WHEAT Technical Analysis - WHEAT Trading: 2016-01-04


Worse weather may affect crops forecasts

On December 30, 2015 the wheat prices edged up for the second straight day after they failed to hit a new 5-year low. Investors are concerned with worse weather in the US and other countries cultivating this crop. The abnormally warm start of the winter increased the chances El Nino will form in spring 2016. The effect may reduce crops significantly. Will the wheat prices continue edging up?

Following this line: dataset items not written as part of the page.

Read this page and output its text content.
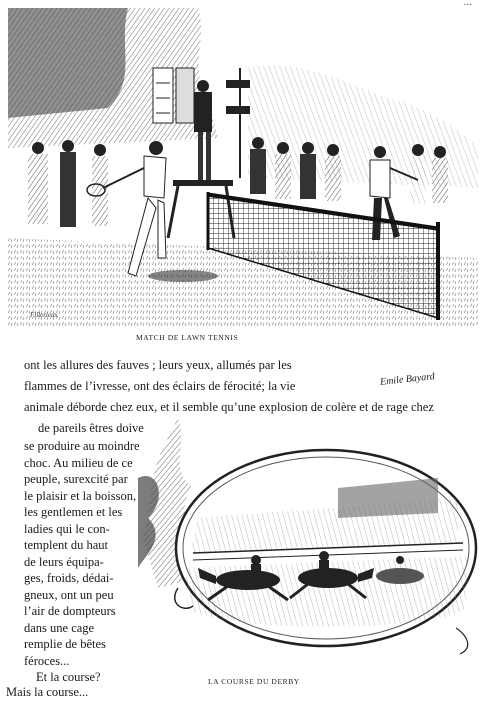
…
Fillerieux
MATCH DE LAWN TENNIS
Emile Bayard
ont les allures des fauves ; leurs yeux, allumés par les
flammes de l’ivresse, ont des éclairs de férocité; la vie
animale déborde chez eux, et il semble qu’une explosion de colère et de rage chez
de pareils êtres doive
se produire au moindre
choc. Au milieu de ce
peuple, surexcité par
le plaisir et la boisson,
les gentlemen et les
ladies qui le con-
templent du haut
de leurs équipa-
ges, froids, dédai-
gneux, ont un peu
l’air de dompteurs
LA COURSE DU DERBY
dans une cage
remplie de bêtes
féroces...
Et la course?
Mais la course...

The US National Weather Service reported the higher risk of floods in Western Missouri and Southern Illinois. 13 people already died in these stated due to the extremely bad weather conditions and storms. Note, that Missouri, Illinois and Arkansas account for about 25% of winter wheat crops in the US. It is sowed in autumn and harvested in June and July. According to University of Illinois agronomist, the vast majority of wheat crops may fail in case the floods last more than a week. The IKAR agency stated the winter wheat crops forecast may be revised down for Russia due to the cold snap after extremely warm weather in December. The same difficulties may arise in the nearby Ukraine. Some meteorologists believe the ingoing El Nino may become the strongest in 100 years.

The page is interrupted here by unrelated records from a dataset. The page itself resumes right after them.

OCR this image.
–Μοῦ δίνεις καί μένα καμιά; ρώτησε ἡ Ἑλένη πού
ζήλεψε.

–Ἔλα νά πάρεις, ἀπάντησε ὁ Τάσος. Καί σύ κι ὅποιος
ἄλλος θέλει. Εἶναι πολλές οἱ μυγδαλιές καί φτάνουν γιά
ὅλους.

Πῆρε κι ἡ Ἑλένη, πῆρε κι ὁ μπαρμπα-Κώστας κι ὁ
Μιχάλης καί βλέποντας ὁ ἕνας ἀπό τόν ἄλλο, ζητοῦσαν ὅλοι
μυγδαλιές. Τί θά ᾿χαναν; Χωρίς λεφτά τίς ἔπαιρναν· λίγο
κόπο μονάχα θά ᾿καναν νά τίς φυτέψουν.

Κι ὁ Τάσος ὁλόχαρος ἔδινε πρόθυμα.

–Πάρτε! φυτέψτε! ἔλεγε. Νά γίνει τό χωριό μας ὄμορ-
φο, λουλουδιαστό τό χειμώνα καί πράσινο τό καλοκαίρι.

On the daily chart Wheat: D1 has been moving sideways for almost half a year. It has recently tested the support line and then corrected upwards. The Parabolic and MACD indicators do not yet give buy signals. The Bollinger bands have contracted which may mean lower volatility. RSI has formed positive divergence. The bullish momentum may develop in case the wheat prices surpass the upper Parabolic signal and Bollinger band at 495. This level may serve the point of entry. The initial risk-limit may be placed below the Bollinger band and the last fractal low at 465. Having opened the pending order we shall move the stop to the next fractal low following the Parabolic and Bollinger signals. Thus, we are changing the probable profit/loss ratio to the breakeven point. The most risk-averse traders may switch to the 4-hour chart after the trade and place there a stop-loss moving it in the direction of the trade. If the price meets the stop-loss level at 465 without reaching the order at 495, we recommend cancelling the position: the market sustains internal changes which were not taken into account.